The so-called abutment device 321 and sleeve 322 circumferentially fixed means that the abutment device 321 cannot rotate relative to the sleeve 322 in the circumferential direction. Specifically, the cross section of the inner side wall of the sleeve 322 may be non-circular, and the shape of the outer side wall of the abutting member 3212 in the abutting device 321 may match the shape of the inner side wall of the sleeve 322. In this embodiment, the sleeve The cross section of the inner side wall of the barrel 322 is rectangular, and the shape of the outer side wall of the abutting member 3212 matches the inner side wall of the sleeve 322. In this way, the purpose of the abutment member 3212 being unable to rotate relative to the sleeve 322 in the circumferential direction, that is, the abutment device 321 and the sleeve 322 are circumferentially fixed.

It is understandable that the abutting device 321 can also be matched with the inner wall of the sleeve 322 by other structures other than the abutting member 3212 to achieve the purpose of circumferentially fixing the abutting device 321 and the sleeve 322, for example, the sleeve The cross section of the inner side wall of 322 is non-circular, and the end of the abutting device 321 away from the abutting member 3212 matches the inner wall of the sleeve 322. Alternatively, an anti-rotation member is provided on the abutting device 321, for example, a protrusion protruding radially outward is provided on the abutting device 321, and an inner side wall of the sleeve 322 is provided for inserting the protrusion Wherein, the longitudinal direction of the groove extends in the axial direction parallel to the sleeve 322, and the circumferential positioning of the abutting device 321 and the sleeve 322 is realized through the cooperation of the protrusion and the groove. Of course, there are many ways to fix the abutment device 321 and the sleeve 322 in the circumferential direction, and those skilled in the art can design it according to the actual situation, and this embodiment does not give an example.

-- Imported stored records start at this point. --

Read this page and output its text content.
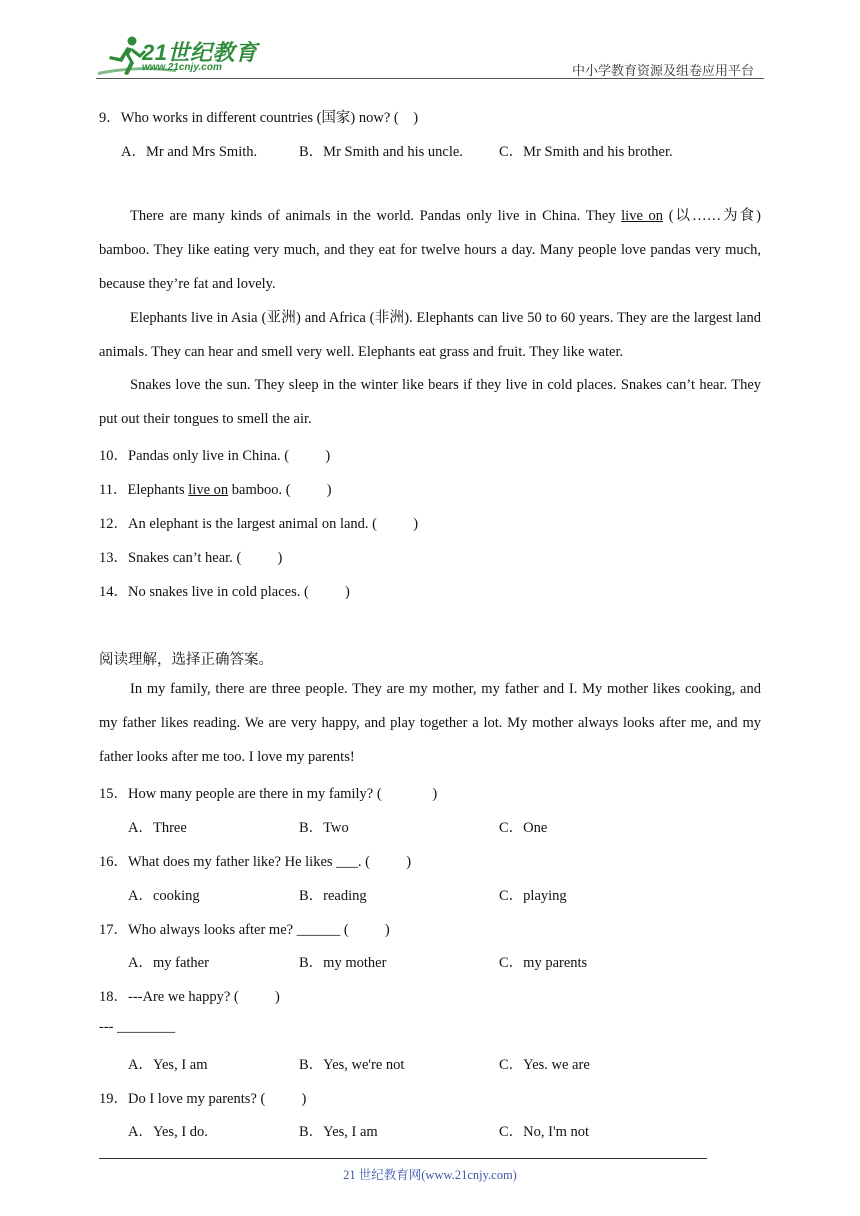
21世纪教育
www.21cnjy.com	中小学教育资源及组卷应用平台
9．Who works in different countries (国家) now? (    )
A．Mr and Mrs Smith.	B．Mr Smith and his uncle. C．Mr Smith and his brother.
There are many kinds of animals in the world. Pandas only live in China. They live on (以……为食) bamboo. They like eating very much, and they eat for twelve hours a day. Many people love pandas very much, because they’re fat and lovely.
Elephants live in Asia (亚洲) and Africa (非洲). Elephants can live 50 to 60 years. They are the largest land animals. They can hear and smell very well. Elephants eat grass and fruit. They like water.
Snakes love the sun. They sleep in the winter like bears if they live in cold places. Snakes can’t hear. They put out their tongues to smell the air.
10．Pandas only live in China. (          )
11．Elephants live on bamboo. (          )
12．An elephant is the largest animal on land. (          )
13．Snakes can’t hear. (          )
14．No snakes live in cold places. (          )
阅读理解，选择正确答案。
In my family, there are three people. They are my mother, my father and I. My mother likes cooking, and my father likes reading. We are very happy, and play together a lot. My mother always looks after me, and my father looks after me too. I love my parents!
15．How many people are there in my family? (              )
A．Three	B．Two	C．One
16．What does my father like? He likes ___. (          )
A．cooking	B．reading	C．playing
17．Who always looks after me? ______ (          )
A．my father	B．my mother	C．my parents
18．---Are we happy? (          )
--- ________
A．Yes, I am	B．Yes, we're not	C．Yes. we are
19．Do I love my parents? (          )
A．Yes, I do.	B．Yes, I am	C．No, I'm not
21 世纪教育网(www.21cnjy.com)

The sleeve 322 can be used for fixed connection with the second body 20. The abutting device 321 and the sleeve 322 are circumferentially fixed, so that when the user rotates the sleeve 322, the abutting device 321 is driven to rotate relative to the first component 31, and during the rotation, the abutting device 321 can be relative to the sleeve 322. The sleeve 322 is fixedly connected to the second body 20 in the axial direction. Therefore, during the rotation of the second member 32 relative to the first member 31, the abutting device 321 moves in the axial direction relative to the first member 301b to change the resistance. With the relative force between the top device 321 and the first part 301b, the second body 20 together with the sleeve 322 only have relative rotation with respect to the first body 10, and the second body 20 will not rotate relative to the first body in the axial direction. The body 10 generates movement.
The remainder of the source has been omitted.